In the summer of 2023, researchers in the field met online and discussed publication options for this area of alternative education research. Not many journals focus on this specific domain, making the space for researchers to publish in this area limited. As momentum increased, we arrived at the idea of providing a special issue around research into understanding of the value of an SDE context. We feel an urgency, given the many challenges we face in education globally, to explore more deeply the realms of other ways of knowing, being and doing in education, and in particular, in the commonly labeled “radical” educational approaches. Many of these approaches practice SDE. While it is relatively established in empirical science and practice that SDE approaches can provide an environment in which children can flourish and grow into adults with fulfilling education, jobs and careers (Gray and Chanoff, 1986; Greenberg et al., 2005; Lucas, 2011; Gray and Riley, 2015; Morrison, 2022), there is a need for a deeper understanding of how and why they work. The conventional methods of assessment that occur in regular education are commonly not suitable for many SDE environments, which has resulted in state lawsuits, especially in Europe (Thomas, 2013). SDE environments need to be assessed and understood differently and we hope that more research can contribute to the acceptance of SDE as an established alternative to existing conventional education systems.
This editorial note starts by providing the background and reasons behind the special issue and then presents an overview of the included research articles.
Background
We live in uncertain times. Every day we are confronted with news about, among other things, uncertain geopolitical situations, violence and longer-term existential threats such as climate change. Closer to home, we see that long-held traditions and commonly accepted certainties are slowly disappearing. Politically and economically, we may have reached the limits of what our current systems can handle. One psychological reaction in times of crisis is that people resist change (Jost, 2015). We see this reflected in the Western world where we continue to reproduce discourses of individualism, competition, scarcity and hierarchy. But it has become apparent that it is time to embrace change.
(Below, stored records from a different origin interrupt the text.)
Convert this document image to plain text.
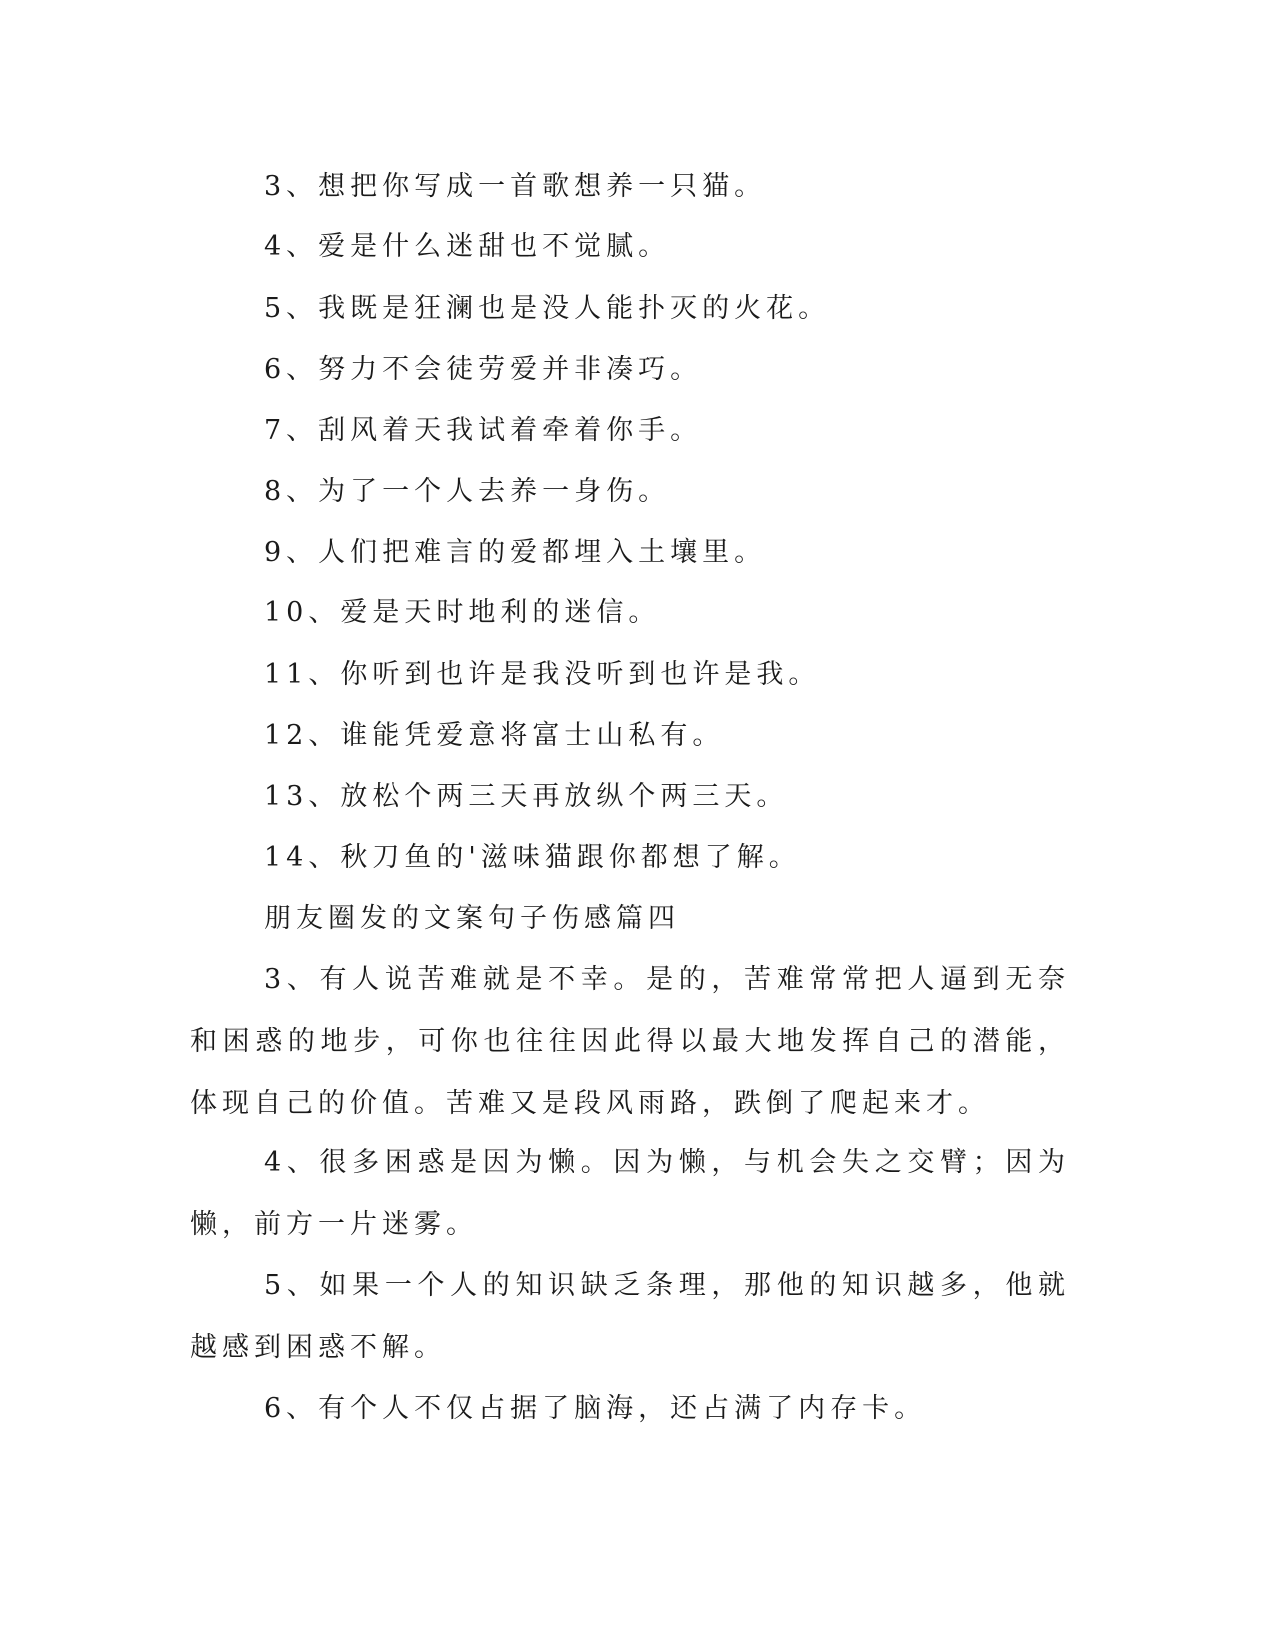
3、想把你写成一首歌想养一只猫。
4、爱是什么迷甜也不觉腻。
5、我既是狂澜也是没人能扑灭的火花。
6、努力不会徒劳爱并非凑巧。
7、刮风着天我试着牵着你手。
8、为了一个人去养一身伤。
9、人们把难言的爱都埋入土壤里。
10、爱是天时地利的迷信。
11、你听到也许是我没听到也许是我。
12、谁能凭爱意将富士山私有。
13、放松个两三天再放纵个两三天。
14、秋刀鱼的'滋味猫跟你都想了解。
朋友圈发的文案句子伤感篇四
3、有人说苦难就是不幸。是的，苦难常常把人逼到无奈和困惑的地步，可你也往往因此得以最大地发挥自己的潜能，体现自己的价值。苦难又是段风雨路，跌倒了爬起来才。
4、很多困惑是因为懒。因为懒，与机会失之交臂；因为懒，前方一片迷雾。
5、如果一个人的知识缺乏条理，那他的知识越多，他就越感到困惑不解。
6、有个人不仅占据了脑海，还占满了内存卡。
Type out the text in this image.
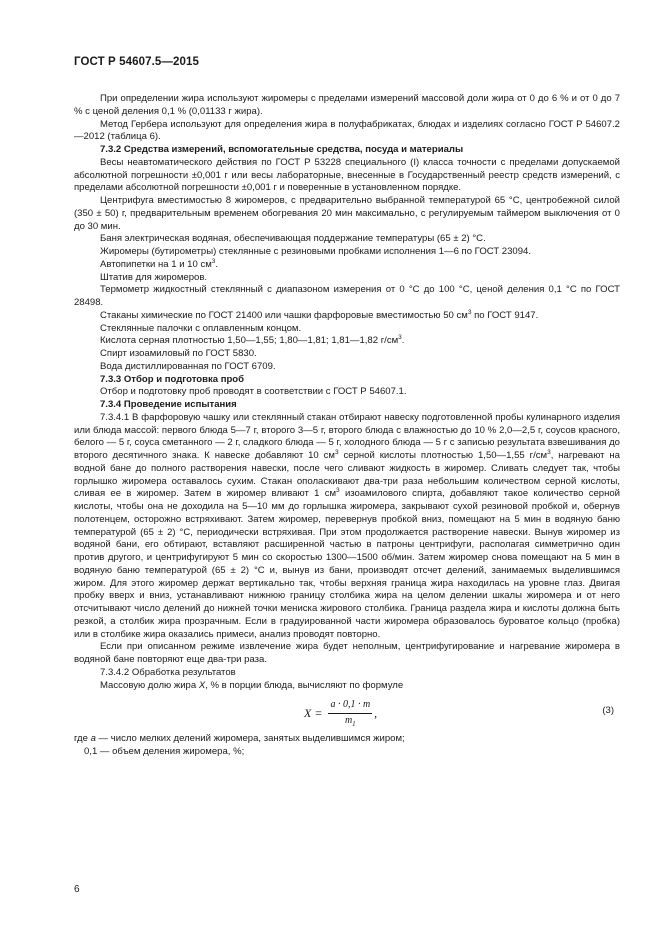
ГОСТ Р 54607.5—2015

При определении жира используют жиромеры с пределами измерений массовой доли жира от 0 до 6 % и от 0 до 7 % с ценой деления 0,1 % (0,01133 г жира).

Метод Гербера используют для определения жира в полуфабрикатах, блюдах и изделиях согласно ГОСТ Р 54607.2—2012 (таблица 6).

7.3.2 Средства измерений, вспомогательные средства, посуда и материалы

Весы неавтоматического действия по ГОСТ Р 53228 специального (I) класса точности с пределами допускаемой абсолютной погрешности ±0,001 г или весы лабораторные, внесенные в Государственный реестр средств измерений, с пределами абсолютной погрешности ±0,001 г и поверенные в установленном порядке.

Центрифуга вместимостью 8 жиромеров, с предварительно выбранной температурой 65 °С, центробежной силой (350 ± 50) г, предварительным временем обогревания 20 мин максимально, с регулируемым таймером выключения от 0 до 30 мин.

Баня электрическая водяная, обеспечивающая поддержание температуры (65 ± 2) °С.

Жиромеры (бутирометры) стеклянные с резиновыми пробками исполнения 1—6 по ГОСТ 23094.

Автопипетки на 1 и 10 $см^3$.

Штатив для жиромеров.

Термометр жидкостный стеклянный с диапазоном измерения от 0 °С до 100 °С, ценой деления 0,1 °С по ГОСТ 28498.

Стаканы химические по ГОСТ 21400 или чашки фарфоровые вместимостью 50 $см^3$ по ГОСТ 9147.

Стеклянные палочки с оплавленным концом.

Кислота серная плотностью 1,50—1,55; 1,80—1,81; 1,81—1,82 $г/см^3$.

Спирт изоамиловый по ГОСТ 5830.

Вода дистиллированная по ГОСТ 6709.

7.3.3 Отбор и подготовка проб

Отбор и подготовку проб проводят в соответствии с ГОСТ Р 54607.1.

7.3.4 Проведение испытания

7.3.4.1 В фарфоровую чашку или стеклянный стакан отбирают навеску подготовленной пробы кулинарного изделия или блюда массой: первого блюда 5—7 г, второго 3—5 г, второго блюда с влажностью до 10 % 2,0—2,5 г, соусов красного, белого — 5 г, соуса сметанного — 2 г, сладкого блюда — 5 г, холодного блюда — 5 г с записью результата взвешивания до второго десятичного знака. К навеске добавляют 10 $см^3$ серной кислоты плотностью 1,50—1,55 $г/см^3$, нагревают на водной бане до полного растворения навески, после чего сливают жидкость в жиромер. Сливать следует так, чтобы горлышко жиромера оставалось сухим. Стакан ополаскивают два-три раза небольшим количеством серной кислоты, сливая ее в жиромер. Затем в жиромер вливают 1 $см^3$ изоамилового спирта, добавляют такое количество серной кислоты, чтобы она не доходила на 5—10 мм до горлышка жиромера, закрывают сухой резиновой пробкой и, обернув полотенцем, осторожно встряхивают. Затем жиромер, перевернув пробкой вниз, помещают на 5 мин в водяную баню температурой (65 ± 2) °С, периодически встряхивая. При этом продолжается растворение навески. Вынув жиромер из водяной бани, его обтирают, вставляют расширенной частью в патроны центрифуги, располагая симметрично один против другого, и центрифугируют 5 мин со скоростью 1300—1500 об/мин. Затем жиромер снова помещают на 5 мин в водяную баню температурой (65 ± 2) °С и, вынув из бани, производят отсчет делений, занимаемых выделившимся жиром. Для этого жиромер держат вертикально так, чтобы верхняя граница жира находилась на уровне глаз. Двигая пробку вверх и вниз, устанавливают нижнюю границу столбика жира на целом делении шкалы жиромера и от него отсчитывают число делений до нижней точки мениска жирового столбика. Граница раздела жира и кислоты должна быть резкой, а столбик жира прозрачным. Если в градуированной части жиромера образовалось буроватое кольцо (пробка) или в столбике жира оказались примеси, анализ проводят повторно.

Если при описанном режиме извлечение жира будет неполным, центрифугирование и нагревание жиромера в водяной бане повторяют еще два-три раза.

7.3.4.2 Обработка результатов

Массовую долю жира X, % в порции блюда, вычисляют по формуле

$X = \frac{a \cdot 0,1 \cdot m}{m_1}$ ,	(3)

где a — число мелких делений жиромера, занятых выделившимся жиром;

0,1 — объем деления жиромера, %;

6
We hope this issue can contribute to a renewed focus on a centuries-old educational tradition, which centers around children’s capacities to educate themselves, such as Tolstoy’s Peasant School (1859–1862), Bronson Alcott’s Temple School (1834–1841), Homer Lane’s Little Commonwealth reform school (1912–1918), Ferrer’s Modern School movement (1910–1960), A. S. Neill’s Summerhill School (1921–present), the free school movement of the late 1960s and early 1970s and the growing homeschooling movement. Building on the legacy of these masters, the current interest in SDE educational environments has its roots primarily in human nature, dating back to our evolutionary origins (Gray, 2016, 2023). Natural selection has laid the biological foundation for cognitive mechanisms to learn from information necessary for humans to adapt and be useful in social contexts (Rogoff, 2003; Lancy et al., 2010; Bjorklund and Ellis, 2014).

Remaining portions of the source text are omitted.